Since I was still craving them despite my internal pep talk every morning (“no, you don’t want that giant, sugary muffin – just order your coffee, get out of here, and go home and make a green smoothie”), I decided to try a healthier (and smaller) version at home. I did a quick google search, found a few recipes that looked good, and got to work. And by “work,” I mean, I used raw cane sugar rather than granulated, coconut oil rather than butter, and a lot more carrot and zucchini than the recipe called for. So work might be a strong word, but I did tweak the recipe a bit.
The recipe calls for just a cup of carrot and a cup of zucchini – I found that one small zucchini yielded well over a cup, but what was I going to do with extra grated zucchini? so I threw it all in. Same with the carrots – one wasn’t enough, but two was too much – I saved some of my carrot gratings to snack on but all in all I think I put in over three cups of veggies when the recipe called for a total of two.
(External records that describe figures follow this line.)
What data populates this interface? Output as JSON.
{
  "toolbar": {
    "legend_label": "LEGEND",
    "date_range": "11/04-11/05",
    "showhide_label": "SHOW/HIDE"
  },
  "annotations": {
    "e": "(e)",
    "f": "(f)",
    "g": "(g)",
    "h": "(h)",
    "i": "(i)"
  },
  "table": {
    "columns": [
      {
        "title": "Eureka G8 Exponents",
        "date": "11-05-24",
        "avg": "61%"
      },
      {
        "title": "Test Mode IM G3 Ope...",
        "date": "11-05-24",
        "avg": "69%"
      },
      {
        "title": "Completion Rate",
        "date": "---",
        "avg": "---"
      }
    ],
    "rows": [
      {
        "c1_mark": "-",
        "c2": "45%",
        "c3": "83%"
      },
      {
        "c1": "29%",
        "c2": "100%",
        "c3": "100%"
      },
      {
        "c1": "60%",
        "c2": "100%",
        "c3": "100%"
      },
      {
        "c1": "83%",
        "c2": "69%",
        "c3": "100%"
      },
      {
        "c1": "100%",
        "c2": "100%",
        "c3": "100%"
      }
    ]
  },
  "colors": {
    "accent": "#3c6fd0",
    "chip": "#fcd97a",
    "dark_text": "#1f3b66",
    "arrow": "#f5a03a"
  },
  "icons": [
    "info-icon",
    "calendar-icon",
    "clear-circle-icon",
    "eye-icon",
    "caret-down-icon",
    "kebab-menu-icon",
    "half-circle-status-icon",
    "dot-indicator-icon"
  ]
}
As I think you can see from the photos, it definitely looks like way too much – when you add the carrot and zucchini to the wet ingredients you’ll think you messed something up – but somehow once you add the dry ingredients it turns into batter (albeit, a very veggie-heavy batter).
You can top these muffins with anything you want, or nothing at all. My coffee shop muffin of course had a delicious crumble on top – I made these for the first time with just chopped pecans on top, but then when I made them a second time I got a little fancier and tossed the pecans with a little cane sugar, cinnamon, and coconut oil. Next time I might add a few oats just for fun. But they’d be fine plain too. I would really recommend doubling this recipe, as one batch won’t get you very far. It’s so much easier to rationalize eating them when they’re tiny and healthy – even easier in mini-muffin form (and when you eat a mini it really doesn’t count).
Carrot Zucchini Muffins (adapted from Gimme Some Oven)
Yield: 12 regular or 24 mini muffins
1/2 cup evaporated cane sugar or turbinado sugar
2 tablespoons (1/8 cup) coconut oil, melted
1 large egg
1/2 teaspoon salt
1 cup grated zucchini (approx. one small-medium)
1 cup grated carrot (approx. one very large or two small-medium)
1/4 cup chopped toasted pecans or walnuts, optional
1/2 cup all-purpose flour*
1/2 cup whole wheat flour* (I used whole wheat pastry flour, but regular should be fine)
1 teaspoon baking soda
1 teaspoon ground cinnamon
1/4 teaspoon ground nutmeg
1/4 teaspoon ground ginger
*or any combination of flours you want to total one cup. The original recipe called for one cup of white whole wheat flour, which I didn’t have on hand so I just used half white and half whole wheat. I think a little almond flour and/or oat flour would be really good here too.
Preheat your oven to 375 degrees F. Line your muffin pan with paper liners, or spray with cooking spray (I would recommend “PAM for baking” as the muffins tended to stick to the liners – the PAM made your muffin pan look a lot less pretty but the muffins popped right out).
In a large bowl, whisk together the sugar, oil, egg, and salt. Add in veggies and nuts (if using) and mix well.
In a separate bowl, whisk together the flours, baking soda, and spices. Add the dry ingredients to the wet and stir to combine. Fill muffin tins about 2/3 full. Top with extra nuts if you’d like.
Bake 20-25 minutes for regular muffins, 10-15 minutes for mini. Muffins are done when the tops are nicely browned and a toothpick inserted into a muffin in the center of the pan comes out clean. Let them cool in the pan for a few minutes, then transfer to a cooling rack.